I need to determine whether the series converges or diverges using either the integral test, d'Alembert's ratio test or the comparison test.

So far, I can determine that the series diverges by finding a rearrangement using a finite series and then finding the limit as n approaches infinity:

$\displaystyle S_n = \sum_{k=1}^{n} (\sqrt{n+1}-\sqrt{n-1})$

$\displaystyle = (\sqrt{2}-\sqrt{0})+(\sqrt{3}-\sqrt{1})+(\sqrt{4}-\sqrt{2})+...+(\sqrt{n}-\sqrt{n-2})+(\sqrt{n+1}-\sqrt{n-1})$

$\displaystyle = \sqrt{n}+\sqrt{n+1}-1$

Hence:

$\displaystyle \sum_{n=1}^{\infty} (\sqrt{n+1}-\sqrt{n-1}) = \lim_{n \to \infty} S_n = \lim_{n \to \infty} \sqrt{n}+\sqrt{n+1}-1 = \infty$ and so the series diverges.

However, I have not used either of the three tests mentioned.
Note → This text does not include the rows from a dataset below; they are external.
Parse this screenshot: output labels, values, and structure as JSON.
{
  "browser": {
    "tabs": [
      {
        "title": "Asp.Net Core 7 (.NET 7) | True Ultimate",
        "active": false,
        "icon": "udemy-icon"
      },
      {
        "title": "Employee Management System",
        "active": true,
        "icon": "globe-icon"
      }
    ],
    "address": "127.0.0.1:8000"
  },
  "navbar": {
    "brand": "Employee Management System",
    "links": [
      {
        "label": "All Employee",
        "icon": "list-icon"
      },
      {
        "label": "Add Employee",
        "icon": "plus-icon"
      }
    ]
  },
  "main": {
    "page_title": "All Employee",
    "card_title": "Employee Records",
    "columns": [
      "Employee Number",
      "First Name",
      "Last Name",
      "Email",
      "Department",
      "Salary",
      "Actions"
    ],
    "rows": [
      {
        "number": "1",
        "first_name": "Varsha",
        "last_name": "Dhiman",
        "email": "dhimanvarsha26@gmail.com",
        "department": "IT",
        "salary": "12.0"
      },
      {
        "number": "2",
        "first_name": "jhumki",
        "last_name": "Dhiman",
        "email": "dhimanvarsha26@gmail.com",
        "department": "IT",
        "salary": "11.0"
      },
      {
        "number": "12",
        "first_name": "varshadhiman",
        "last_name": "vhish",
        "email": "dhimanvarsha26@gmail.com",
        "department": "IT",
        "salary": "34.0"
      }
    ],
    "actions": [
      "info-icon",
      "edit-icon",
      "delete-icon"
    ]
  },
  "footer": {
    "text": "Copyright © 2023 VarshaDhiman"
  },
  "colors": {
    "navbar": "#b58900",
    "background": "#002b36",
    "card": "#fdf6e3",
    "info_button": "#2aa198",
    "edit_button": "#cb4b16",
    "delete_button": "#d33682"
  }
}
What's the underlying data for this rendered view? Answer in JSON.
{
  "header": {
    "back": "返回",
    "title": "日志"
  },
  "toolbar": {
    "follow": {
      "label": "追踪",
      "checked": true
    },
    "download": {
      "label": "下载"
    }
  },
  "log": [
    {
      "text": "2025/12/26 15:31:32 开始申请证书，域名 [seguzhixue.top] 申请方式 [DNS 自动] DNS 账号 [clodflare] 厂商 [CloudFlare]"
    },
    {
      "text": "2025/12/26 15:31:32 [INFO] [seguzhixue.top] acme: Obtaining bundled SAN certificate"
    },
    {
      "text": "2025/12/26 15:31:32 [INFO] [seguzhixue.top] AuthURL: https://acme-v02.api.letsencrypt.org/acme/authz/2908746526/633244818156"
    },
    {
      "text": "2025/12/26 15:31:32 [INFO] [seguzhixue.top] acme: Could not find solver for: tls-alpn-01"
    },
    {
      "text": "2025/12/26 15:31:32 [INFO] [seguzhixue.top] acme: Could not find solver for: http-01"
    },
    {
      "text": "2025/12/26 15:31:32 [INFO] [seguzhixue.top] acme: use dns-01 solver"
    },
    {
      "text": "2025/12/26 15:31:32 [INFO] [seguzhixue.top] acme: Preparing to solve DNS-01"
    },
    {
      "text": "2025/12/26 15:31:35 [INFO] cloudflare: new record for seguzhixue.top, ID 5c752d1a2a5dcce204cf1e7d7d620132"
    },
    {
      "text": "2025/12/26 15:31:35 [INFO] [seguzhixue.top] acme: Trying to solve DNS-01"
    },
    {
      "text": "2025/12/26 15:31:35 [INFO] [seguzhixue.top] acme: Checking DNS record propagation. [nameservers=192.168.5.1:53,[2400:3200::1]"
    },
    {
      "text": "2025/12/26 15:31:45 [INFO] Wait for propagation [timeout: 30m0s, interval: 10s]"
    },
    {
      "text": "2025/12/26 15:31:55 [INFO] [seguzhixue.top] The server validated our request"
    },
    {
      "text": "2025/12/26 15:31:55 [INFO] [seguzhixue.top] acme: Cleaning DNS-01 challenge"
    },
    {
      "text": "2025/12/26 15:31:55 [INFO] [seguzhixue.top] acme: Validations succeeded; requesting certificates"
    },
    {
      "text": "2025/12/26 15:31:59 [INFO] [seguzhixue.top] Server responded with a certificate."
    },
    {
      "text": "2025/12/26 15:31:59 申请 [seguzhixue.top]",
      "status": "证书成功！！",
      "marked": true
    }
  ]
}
Is there a way to determine convergence/divergence using those tests?

I have ascertained that for higher powers of n (p>2) of the same series, the series would converge (using the comparison test):

$\displaystyle \sum_{n=1}^{\infty} (\sqrt{n^p+1}-\sqrt{n^p-1}) = \sum_{n=1}^{\infty} \frac{2}{\sqrt{n^p+1}+\sqrt{n^p-1}} < \sum_{n=1}^{\infty} \frac{1}{\sqrt{n^p+1}}$ $\displaystyle < \sum_{n=1}^{\infty} \frac{1}{\sqrt{n^p}} = \sum_{n=1}^{\infty} \frac{1}{n^\frac{p}{2}}$

since we know that this last series (a p-series) converges for $\displaystyle \frac{p}{2} > 1$ and therefore since all the other series are lower in value and are positive series, they must also converge.

But for the case of $\displaystyle \frac{p}{2} = 1$ as with this problem, the last series would diverge, and showing that a series is less than a diverging series proves nothing.

Thanks for your help! (Happy)
• Oct 20th 2009, 11:40 AM
Krizalid
for $\displaystyle n\ge1$ is $\displaystyle \frac{2}{\sqrt{n+1}-\sqrt{n-1}}>\frac{1}{\sqrt{n+1}}>\frac{1}{2n}.$
• Oct 20th 2009, 08:41 PM
calum
Thanks heaps!

I never thought of that step: $\displaystyle \frac{1}{\sqrt{n+1}} > \frac{1}{2n}$

Actually the series simplifies to $\displaystyle \frac{2}{\sqrt{n+1}+\sqrt{n-1}}$ (note the plus sign), but I know what to do now:

$\displaystyle \frac{2}{\sqrt{n+1}+\sqrt{n-1}} > \frac{2}{2\sqrt{n+1}} = \frac{1}{\sqrt{n+1}} > \frac{1}{2n}$